They Are Inverted

Note that $x=0$ leads to an indeterminate form. So assume $x\neq 0$ .

$\begin{aligned} x^{x\sqrt{x}} &= (x\sqrt{x})^x \\ x^{x^{^3\!/\!_2}} &= x^{^3\!/\!_2x} \\ x^{^3\!/\!_2} &= \frac{3}{2}x && \color{#3D99F6}\text{Since }x\neq1 \\ x^{^1\!/\!_2} &= \frac{3}{2} \\ x &= \frac{9}{4} \end{aligned}$

Thus $a=9$ and $b=4$ , so $a+b=\boxed{13}$ .

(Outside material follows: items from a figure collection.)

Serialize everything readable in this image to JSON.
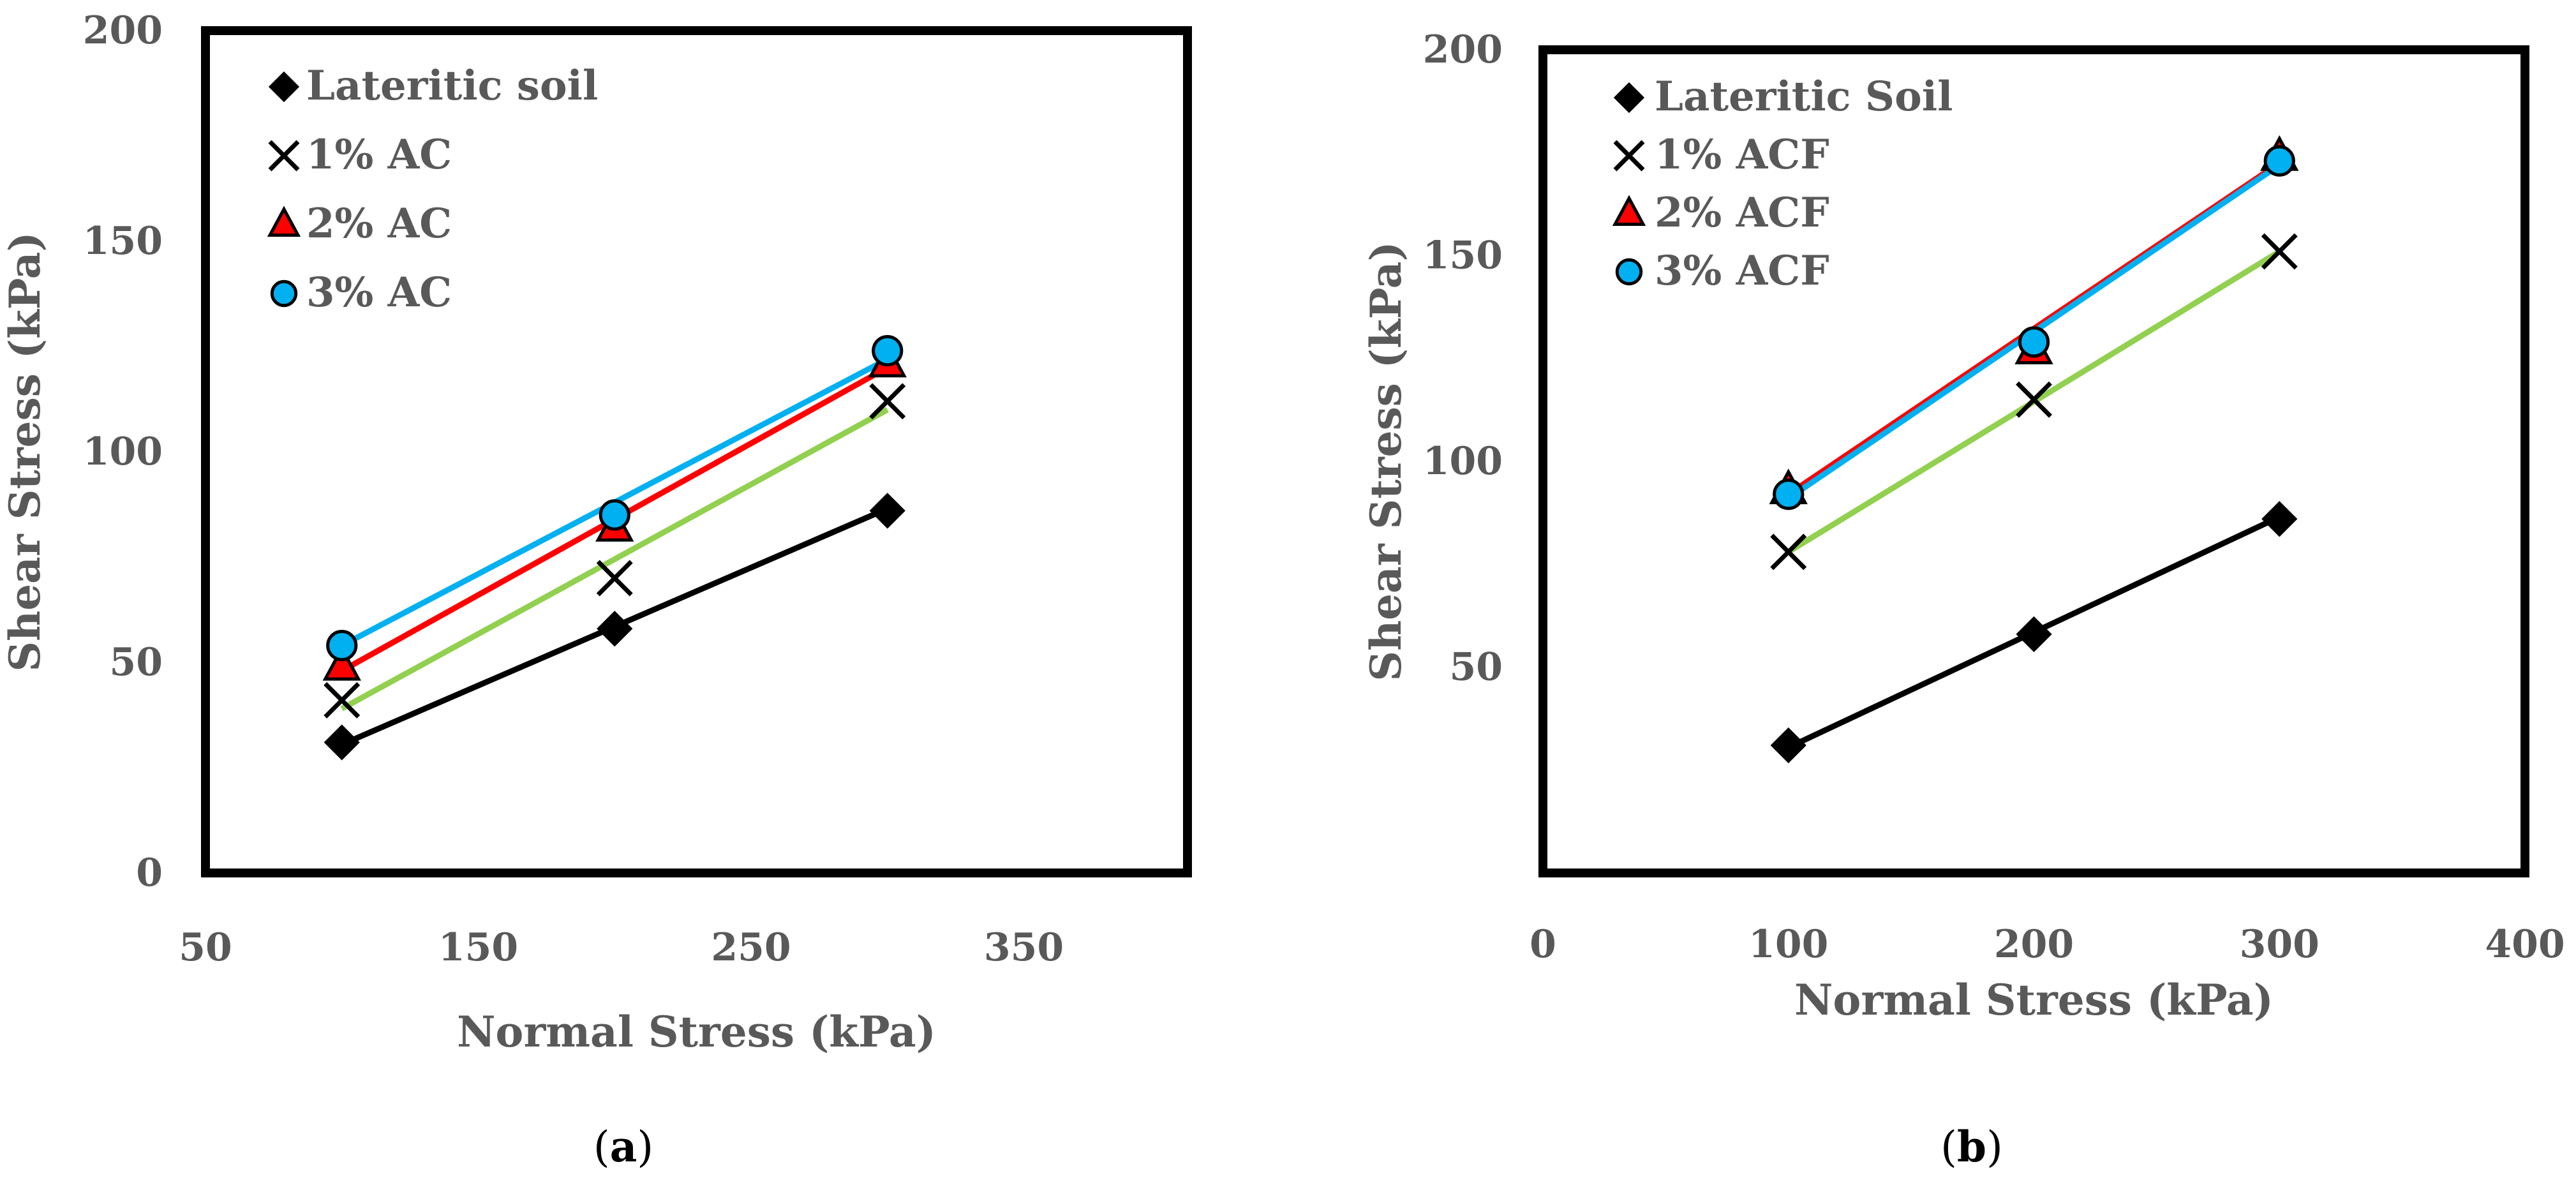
{
  "chart_data": [
    {
      "type": "scatter",
      "caption_letter": "a",
      "xlabel": "Normal Stress (kPa)",
      "ylabel": "Shear Stress (kPa)",
      "xlim": [
        50,
        410
      ],
      "ylim": [
        0,
        200
      ],
      "xticks": [
        50,
        150,
        250,
        350
      ],
      "yticks": [
        0,
        50,
        100,
        150,
        200
      ],
      "x": [
        100,
        200,
        300
      ],
      "legend_position": "top-left",
      "series": [
        {
          "name": "Lateritic soil",
          "marker": "diamond",
          "line_color": "#000000",
          "marker_fill": "#000000",
          "values": [
            31,
            58,
            86
          ],
          "fit": [
            30.5,
            86.5
          ]
        },
        {
          "name": "1% AC",
          "marker": "x",
          "line_color": "#92d050",
          "marker_fill": "#000000",
          "values": [
            41,
            70,
            112
          ],
          "fit": [
            39,
            110
          ]
        },
        {
          "name": "2% AC",
          "marker": "triangle",
          "line_color": "#ff0000",
          "marker_fill": "#ff0000",
          "values": [
            49,
            82,
            121
          ],
          "fit": [
            48,
            120
          ]
        },
        {
          "name": "3% AC",
          "marker": "circle",
          "line_color": "#00b0f0",
          "marker_fill": "#00b0f0",
          "values": [
            54,
            85,
            124
          ],
          "fit": [
            54,
            122
          ]
        }
      ]
    },
    {
      "type": "scatter",
      "caption_letter": "b",
      "xlabel": "Normal Stress (kPa)",
      "ylabel": "Shear Stress (kPa)",
      "xlim": [
        0,
        400
      ],
      "ylim": [
        0,
        200
      ],
      "xticks": [
        0,
        100,
        200,
        300,
        400
      ],
      "yticks": [
        50,
        100,
        150,
        200
      ],
      "x": [
        100,
        200,
        300
      ],
      "legend_position": "top-left",
      "series": [
        {
          "name": "Lateritic Soil",
          "marker": "diamond",
          "line_color": "#000000",
          "marker_fill": "#000000",
          "values": [
            31,
            58,
            86
          ],
          "fit": [
            30.5,
            86.5
          ]
        },
        {
          "name": "1% ACF",
          "marker": "x",
          "line_color": "#92d050",
          "marker_fill": "#000000",
          "values": [
            78,
            115,
            151
          ],
          "fit": [
            78,
            151
          ]
        },
        {
          "name": "2% ACF",
          "marker": "triangle",
          "line_color": "#ff0000",
          "marker_fill": "#ff0000",
          "values": [
            93,
            127,
            174
          ],
          "fit": [
            92,
            172.5
          ]
        },
        {
          "name": "3% ACF",
          "marker": "circle",
          "line_color": "#00b0f0",
          "marker_fill": "#00b0f0",
          "values": [
            92,
            129,
            173
          ],
          "fit": [
            91,
            172
          ]
        }
      ]
    }
  ]
}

$(x^{x \sqrt {x}})^{\frac{1}{x}} =((x\sqrt{x} )^{x})^{\frac{1}{x}}$

$x^{\sqrt{x}}=x\sqrt{x}$

$\frac {x^{\sqrt{x}}}{x}=\sqrt{x}$

$x^{\sqrt{x} -1}=\sqrt{x}$

square both sides.

$x^{2\sqrt{x} -2}=x$

$x^{2\sqrt{x} -3}=1$

$2\sqrt{x} -3=0$

$\sqrt{x} =\frac{3}{2}$

$x=\frac{9}{4}$